Bisnis.com, JAKARTA — Kementerian Perhubungan (Kemenhub) telah menerbitkan Surat Izin Usaha Angkutan Niaga Berjadwal bagi Pelita Air Services (PAS) dari yang sebelumnya hanya melayani penerbangan carter atau sewa. Hal ini seiring dengan rencana pemerintah menggantikan Garuda Indonesia (GIIA) dengan Pelita Air sebagai maskapai penerbangan BUMN berjadwal .
Dirjen Perhubungan Udara Kemenhub Novie Riyanto menjelaskan dari dokumen perizinan yang diajukan oleh Pelita, pihaknya telah menerbitkan surat izin usaha angkutan niaga berjadwal. Dengan demikian, saat ini Pelita tengah menunggu dokumen Sertifikat Operator Pesawat Udara (Air Certificate Operator/AOC) yang masih berproses.
“Kami sudah terbitkan surat izin usaha angkutan niaga berjadwal dua hari, tiga hari lalu. Tapi untuk AOC masih berproses,” katanya kepada Bisnis, Kamis (21/10/2021).
Senada, Wakil Menteri BUMN II Kartiko Wirjoatmodjo juga membenarkan bahwa Kemenhub telah memberikan lampu hijau untuk izin operasi terjadwal. Setelah itu, saat ini Pelita sedang dalam proses untuk mendapatkan izin sertifikat operator udara (Air Operator Certficate/AOC) dari Kementerian Perhubungan (Kemenhub).
Tiko, sapaan akrabnya, memperkirakan menyiapkan Pelita dari yang sebelumnya hanya melayani penerbangan sewa atau carter menjadi maskapai berjadwal membutuhkan waktu. Fokus utama yang tengah dipersiapkan adalah jenis pesawat dan seluruh operasi pendukungnya.

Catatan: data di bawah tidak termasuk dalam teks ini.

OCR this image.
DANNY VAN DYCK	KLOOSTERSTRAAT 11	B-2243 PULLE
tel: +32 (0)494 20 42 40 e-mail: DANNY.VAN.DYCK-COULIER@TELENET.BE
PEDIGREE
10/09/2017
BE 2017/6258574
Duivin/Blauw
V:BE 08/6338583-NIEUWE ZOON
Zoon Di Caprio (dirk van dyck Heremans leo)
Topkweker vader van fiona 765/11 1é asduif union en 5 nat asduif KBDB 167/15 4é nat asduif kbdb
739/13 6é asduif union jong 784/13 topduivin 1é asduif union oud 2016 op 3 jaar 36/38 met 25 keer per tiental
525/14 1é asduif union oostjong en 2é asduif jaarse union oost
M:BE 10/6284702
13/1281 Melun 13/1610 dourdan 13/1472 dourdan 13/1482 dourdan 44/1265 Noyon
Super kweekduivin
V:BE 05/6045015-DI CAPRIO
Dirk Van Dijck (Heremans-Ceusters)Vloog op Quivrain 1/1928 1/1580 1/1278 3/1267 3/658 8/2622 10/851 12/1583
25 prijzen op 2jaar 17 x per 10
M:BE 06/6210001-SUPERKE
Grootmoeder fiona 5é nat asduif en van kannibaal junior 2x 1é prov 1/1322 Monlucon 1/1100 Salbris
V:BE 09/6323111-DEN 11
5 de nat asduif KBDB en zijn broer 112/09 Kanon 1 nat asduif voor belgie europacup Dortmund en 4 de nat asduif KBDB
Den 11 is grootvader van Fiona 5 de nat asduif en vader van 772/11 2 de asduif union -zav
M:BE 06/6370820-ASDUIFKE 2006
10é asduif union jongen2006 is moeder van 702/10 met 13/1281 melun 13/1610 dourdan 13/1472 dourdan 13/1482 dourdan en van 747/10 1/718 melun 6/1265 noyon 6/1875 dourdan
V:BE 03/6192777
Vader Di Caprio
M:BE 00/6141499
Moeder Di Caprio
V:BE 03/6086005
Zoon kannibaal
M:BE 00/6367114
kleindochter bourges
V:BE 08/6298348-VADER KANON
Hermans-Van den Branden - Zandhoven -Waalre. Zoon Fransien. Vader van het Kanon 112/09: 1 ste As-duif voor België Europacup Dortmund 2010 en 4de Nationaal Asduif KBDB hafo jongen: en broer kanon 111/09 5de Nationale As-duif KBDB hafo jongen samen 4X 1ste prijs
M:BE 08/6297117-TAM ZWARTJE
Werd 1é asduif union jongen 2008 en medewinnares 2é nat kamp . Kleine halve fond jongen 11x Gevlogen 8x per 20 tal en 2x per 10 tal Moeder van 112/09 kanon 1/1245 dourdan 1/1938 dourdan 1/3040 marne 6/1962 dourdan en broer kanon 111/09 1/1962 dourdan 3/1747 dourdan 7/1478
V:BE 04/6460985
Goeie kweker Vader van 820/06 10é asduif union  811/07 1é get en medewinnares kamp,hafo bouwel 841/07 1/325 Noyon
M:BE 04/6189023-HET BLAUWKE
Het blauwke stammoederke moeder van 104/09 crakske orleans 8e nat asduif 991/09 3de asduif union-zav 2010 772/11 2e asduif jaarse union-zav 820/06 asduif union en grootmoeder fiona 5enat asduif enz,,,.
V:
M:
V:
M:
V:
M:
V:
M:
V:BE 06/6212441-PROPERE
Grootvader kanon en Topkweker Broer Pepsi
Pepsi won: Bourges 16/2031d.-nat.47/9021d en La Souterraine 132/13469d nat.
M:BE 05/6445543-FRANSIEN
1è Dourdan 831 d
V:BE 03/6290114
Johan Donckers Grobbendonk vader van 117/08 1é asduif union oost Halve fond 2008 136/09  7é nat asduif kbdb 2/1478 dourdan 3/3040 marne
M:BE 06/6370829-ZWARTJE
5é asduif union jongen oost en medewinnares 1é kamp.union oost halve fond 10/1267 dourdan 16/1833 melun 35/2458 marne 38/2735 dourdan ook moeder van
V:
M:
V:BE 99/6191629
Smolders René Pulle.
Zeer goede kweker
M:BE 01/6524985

“Paling tidak target kami untuk Pelita [Persiapan] butuh 3 bulan,” ujarnya.
Baca Juga
Sesuai dengan peraturan perundangan, untuk mendapatkan izin usaha dan Sertifikat Operator Pesawat Udara, maskapai harus mengajukan kembali dan memenuhi persyaratan. Pemohon Izin Usaha Angkutan Udara Niaga Berjadwal dapat berbentuk Badan Usaha Milik Negara (BUMN), Badan Usaha Milik Daerah (BUMD), atau pun Badan hukum Indonesia yang berbentuk Perseroan Terbatas atau Koperasi, yang akan melakukan kegiatan utamanya mengoperasikan pesawat udara untuk digunakan mengangkut penumpang, kargo, dan/atau pos dengan memungut pembayaran untuk penerbangan dengan jadwal yang teratur.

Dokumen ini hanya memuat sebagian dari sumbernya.